When Governor Rick Perry self destructed in the 2012 GOP presidential primaries by not being able to remember that the EPA was one of the three federal agencies he wanted to shut down, most people thought his main disqualifying factor was he was not intelligent enough to be president. Perhaps, a bigger disqualification should have been that he was wrong - dangerously wrong, blinded by zealous ideology.
To win the upcoming November elections we have to tell stories like this around the water coolers at work, at church, in bed with our sweethearts, at family reunions, everywhere, and to everyone, we need independent scientists, the EPA, the NSF, the NIH, the FDA, the SEC, etc, and government to promote the common good, and protect our collective interests.
Next time some idiot at a social function, says something stupid like "let's shut down the EPA," you can respond, "WTH? and have the country overrun with voracious Bt resistant rootworms?!?!" And, everyone will laugh, and shake the heads, in disbelief, that anyone would be so stupid.

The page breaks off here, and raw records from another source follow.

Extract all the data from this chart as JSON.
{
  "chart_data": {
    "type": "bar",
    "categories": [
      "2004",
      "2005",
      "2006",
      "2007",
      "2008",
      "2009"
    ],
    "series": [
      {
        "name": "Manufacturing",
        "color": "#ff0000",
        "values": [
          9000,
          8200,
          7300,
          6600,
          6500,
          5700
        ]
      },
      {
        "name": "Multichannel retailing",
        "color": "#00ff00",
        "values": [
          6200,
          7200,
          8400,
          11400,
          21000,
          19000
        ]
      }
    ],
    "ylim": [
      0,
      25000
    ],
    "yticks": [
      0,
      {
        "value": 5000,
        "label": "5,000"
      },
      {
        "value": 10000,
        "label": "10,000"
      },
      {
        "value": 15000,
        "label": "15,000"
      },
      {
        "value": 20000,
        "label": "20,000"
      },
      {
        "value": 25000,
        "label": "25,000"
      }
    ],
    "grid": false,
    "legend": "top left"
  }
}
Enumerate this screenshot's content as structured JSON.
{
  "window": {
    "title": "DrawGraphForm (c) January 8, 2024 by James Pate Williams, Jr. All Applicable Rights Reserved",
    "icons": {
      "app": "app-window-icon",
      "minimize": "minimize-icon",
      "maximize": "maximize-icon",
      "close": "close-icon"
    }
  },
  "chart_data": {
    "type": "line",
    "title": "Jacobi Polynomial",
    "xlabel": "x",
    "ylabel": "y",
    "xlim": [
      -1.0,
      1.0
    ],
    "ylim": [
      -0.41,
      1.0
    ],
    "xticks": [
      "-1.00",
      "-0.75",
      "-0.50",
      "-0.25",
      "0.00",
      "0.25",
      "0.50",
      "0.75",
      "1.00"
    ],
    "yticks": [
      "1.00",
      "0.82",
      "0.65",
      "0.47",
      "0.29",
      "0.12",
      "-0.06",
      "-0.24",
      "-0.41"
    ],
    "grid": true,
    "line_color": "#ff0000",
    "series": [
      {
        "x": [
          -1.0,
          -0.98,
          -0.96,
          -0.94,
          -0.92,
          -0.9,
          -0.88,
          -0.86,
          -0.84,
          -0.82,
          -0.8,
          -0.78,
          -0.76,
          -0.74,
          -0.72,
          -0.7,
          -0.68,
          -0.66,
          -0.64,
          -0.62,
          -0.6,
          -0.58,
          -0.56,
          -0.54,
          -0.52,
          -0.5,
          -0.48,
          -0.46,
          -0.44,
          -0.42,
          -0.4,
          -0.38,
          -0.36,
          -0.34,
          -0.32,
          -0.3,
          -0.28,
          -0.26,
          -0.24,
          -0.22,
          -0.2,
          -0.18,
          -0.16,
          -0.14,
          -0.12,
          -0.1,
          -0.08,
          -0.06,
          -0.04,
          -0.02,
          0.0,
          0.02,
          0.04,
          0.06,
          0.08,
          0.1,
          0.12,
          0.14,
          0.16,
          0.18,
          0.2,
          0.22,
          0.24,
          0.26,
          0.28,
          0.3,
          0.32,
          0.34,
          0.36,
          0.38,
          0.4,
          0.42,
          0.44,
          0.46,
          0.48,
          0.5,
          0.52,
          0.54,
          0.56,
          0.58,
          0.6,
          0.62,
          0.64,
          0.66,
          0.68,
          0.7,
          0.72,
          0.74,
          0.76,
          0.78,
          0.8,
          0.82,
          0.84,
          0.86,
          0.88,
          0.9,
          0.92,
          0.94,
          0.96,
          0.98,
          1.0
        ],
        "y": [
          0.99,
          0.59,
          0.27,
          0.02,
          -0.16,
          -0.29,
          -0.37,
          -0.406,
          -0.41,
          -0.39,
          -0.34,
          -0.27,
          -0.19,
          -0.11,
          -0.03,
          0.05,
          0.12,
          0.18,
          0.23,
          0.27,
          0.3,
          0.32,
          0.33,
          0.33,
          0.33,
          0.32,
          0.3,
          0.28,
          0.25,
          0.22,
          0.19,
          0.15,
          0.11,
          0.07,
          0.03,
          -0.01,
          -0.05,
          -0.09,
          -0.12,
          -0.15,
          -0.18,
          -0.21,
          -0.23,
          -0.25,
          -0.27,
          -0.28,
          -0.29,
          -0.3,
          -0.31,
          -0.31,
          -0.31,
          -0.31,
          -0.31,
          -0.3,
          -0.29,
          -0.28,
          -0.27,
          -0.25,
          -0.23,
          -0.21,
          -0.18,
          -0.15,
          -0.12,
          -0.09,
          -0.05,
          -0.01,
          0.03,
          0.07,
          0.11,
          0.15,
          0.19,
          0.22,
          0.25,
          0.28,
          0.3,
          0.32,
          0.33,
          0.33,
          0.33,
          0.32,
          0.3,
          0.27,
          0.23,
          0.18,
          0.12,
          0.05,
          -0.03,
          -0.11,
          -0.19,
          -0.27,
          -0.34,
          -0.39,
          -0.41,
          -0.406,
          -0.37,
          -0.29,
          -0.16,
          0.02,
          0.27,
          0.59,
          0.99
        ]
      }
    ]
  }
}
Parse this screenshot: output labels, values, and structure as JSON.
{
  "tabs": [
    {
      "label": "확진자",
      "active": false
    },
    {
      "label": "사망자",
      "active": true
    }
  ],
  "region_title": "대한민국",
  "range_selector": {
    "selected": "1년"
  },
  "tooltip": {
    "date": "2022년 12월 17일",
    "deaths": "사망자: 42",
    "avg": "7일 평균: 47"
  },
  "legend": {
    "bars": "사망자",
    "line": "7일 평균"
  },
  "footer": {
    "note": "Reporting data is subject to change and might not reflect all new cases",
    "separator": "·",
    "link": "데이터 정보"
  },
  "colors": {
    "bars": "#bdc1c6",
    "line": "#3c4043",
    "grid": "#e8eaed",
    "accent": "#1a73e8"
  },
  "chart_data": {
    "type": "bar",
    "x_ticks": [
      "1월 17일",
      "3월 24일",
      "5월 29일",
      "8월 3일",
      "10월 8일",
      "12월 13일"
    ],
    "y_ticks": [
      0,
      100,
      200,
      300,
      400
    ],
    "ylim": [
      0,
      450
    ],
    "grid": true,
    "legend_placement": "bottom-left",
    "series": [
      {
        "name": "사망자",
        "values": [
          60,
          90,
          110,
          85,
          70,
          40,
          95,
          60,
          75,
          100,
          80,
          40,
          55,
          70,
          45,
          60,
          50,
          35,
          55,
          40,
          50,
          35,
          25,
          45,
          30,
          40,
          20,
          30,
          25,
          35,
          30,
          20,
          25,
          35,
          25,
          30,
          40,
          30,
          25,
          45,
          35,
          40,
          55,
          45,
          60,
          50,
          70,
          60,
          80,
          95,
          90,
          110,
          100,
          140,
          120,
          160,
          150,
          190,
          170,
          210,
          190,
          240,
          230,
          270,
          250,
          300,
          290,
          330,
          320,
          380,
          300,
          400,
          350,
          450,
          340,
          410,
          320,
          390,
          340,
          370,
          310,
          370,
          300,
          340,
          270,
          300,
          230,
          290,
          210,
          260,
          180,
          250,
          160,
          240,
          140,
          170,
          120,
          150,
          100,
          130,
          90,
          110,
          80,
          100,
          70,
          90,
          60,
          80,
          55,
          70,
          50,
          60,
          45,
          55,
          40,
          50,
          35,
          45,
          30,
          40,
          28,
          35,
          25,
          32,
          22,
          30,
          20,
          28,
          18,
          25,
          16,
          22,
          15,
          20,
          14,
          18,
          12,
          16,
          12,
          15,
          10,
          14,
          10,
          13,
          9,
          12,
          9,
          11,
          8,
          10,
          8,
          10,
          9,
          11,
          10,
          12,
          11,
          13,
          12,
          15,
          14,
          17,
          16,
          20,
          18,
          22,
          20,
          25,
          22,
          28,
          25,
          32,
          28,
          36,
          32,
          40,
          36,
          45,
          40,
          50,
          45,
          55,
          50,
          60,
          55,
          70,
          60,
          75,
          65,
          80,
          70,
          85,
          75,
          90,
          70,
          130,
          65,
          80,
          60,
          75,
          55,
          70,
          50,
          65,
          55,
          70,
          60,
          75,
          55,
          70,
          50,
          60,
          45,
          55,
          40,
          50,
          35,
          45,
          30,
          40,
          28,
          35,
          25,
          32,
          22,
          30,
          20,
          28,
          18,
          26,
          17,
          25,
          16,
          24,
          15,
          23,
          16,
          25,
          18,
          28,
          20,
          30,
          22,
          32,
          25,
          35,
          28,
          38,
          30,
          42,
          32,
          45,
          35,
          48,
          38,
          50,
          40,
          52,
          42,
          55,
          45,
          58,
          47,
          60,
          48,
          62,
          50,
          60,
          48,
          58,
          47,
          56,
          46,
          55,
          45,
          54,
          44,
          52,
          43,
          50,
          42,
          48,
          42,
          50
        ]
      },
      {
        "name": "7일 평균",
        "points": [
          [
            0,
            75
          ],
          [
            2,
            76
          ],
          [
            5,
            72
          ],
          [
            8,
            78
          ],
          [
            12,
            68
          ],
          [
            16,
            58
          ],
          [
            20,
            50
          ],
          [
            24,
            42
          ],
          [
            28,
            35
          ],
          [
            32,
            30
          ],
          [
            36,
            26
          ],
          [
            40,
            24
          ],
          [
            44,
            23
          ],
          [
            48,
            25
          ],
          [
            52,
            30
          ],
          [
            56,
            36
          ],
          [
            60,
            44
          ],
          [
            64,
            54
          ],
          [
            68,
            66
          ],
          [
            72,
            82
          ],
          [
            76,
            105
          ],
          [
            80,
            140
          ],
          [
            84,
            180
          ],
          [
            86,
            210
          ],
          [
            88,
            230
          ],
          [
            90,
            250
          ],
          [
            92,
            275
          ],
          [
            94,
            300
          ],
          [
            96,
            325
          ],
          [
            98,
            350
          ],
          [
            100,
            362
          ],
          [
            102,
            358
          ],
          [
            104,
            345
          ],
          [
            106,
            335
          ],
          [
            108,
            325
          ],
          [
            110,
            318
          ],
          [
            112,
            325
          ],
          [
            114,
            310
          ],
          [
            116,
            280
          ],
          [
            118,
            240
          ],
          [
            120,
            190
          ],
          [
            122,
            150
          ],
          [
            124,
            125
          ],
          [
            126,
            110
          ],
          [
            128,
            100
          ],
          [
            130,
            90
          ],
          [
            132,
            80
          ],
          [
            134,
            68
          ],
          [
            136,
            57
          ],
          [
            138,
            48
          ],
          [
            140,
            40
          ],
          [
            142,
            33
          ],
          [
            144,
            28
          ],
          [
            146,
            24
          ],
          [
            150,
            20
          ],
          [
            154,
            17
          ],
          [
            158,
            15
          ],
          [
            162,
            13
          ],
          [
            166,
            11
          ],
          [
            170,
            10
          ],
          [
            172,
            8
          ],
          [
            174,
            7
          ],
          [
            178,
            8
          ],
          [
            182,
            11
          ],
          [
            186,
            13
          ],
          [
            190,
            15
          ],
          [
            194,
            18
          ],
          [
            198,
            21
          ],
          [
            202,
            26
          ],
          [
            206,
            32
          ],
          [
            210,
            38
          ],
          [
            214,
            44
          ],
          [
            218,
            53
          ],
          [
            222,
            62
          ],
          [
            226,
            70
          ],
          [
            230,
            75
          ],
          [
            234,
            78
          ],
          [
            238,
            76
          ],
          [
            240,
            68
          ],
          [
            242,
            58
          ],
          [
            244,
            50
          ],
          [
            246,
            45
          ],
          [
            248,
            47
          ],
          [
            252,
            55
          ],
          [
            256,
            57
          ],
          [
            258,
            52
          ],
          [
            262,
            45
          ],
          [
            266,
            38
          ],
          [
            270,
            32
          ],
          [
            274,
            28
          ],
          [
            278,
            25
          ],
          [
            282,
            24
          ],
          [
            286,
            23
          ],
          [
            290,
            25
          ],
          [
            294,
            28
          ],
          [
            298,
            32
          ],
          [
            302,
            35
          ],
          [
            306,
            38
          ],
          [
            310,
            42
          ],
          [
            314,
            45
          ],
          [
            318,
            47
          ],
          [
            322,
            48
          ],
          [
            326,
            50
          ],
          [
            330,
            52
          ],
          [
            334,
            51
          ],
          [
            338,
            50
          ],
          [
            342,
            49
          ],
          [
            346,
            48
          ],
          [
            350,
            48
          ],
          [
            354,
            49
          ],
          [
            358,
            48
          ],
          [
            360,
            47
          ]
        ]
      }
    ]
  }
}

So let this be a lesson to anyone who should dare to defy science! Or, call for shutting down the EPA. Bwa, ha, ha. Woof, woof!
12:53 PM PT: Could folks help me think up some good poll responses for some Friday Night Fun for those of us not going out tonight? I know one of the responses already is going to be "I like my corn hot and slathered with butter?
If you come up with funny responses I'll think up the question - Right now I'm think of "How do you like you corn?" or "Which response best reflects your thoughts about corn" -- something general. - Thanks
Oh, anoher's going to be "Bt Corn? - Damn, I thought this article was going to be about Bit Coins, now I've got to call my broker back right away!"
1:38 PM PT: I was thanking CroneWit because she found this article and emailed it to me last night, or early this morning. Thanks again CroneWit.
5:06 PM PT: Corrected reference to CroneWit from he to she, and took the incorrect h out of her name. Sorry, CroneWit and thanks again for sending this article to me.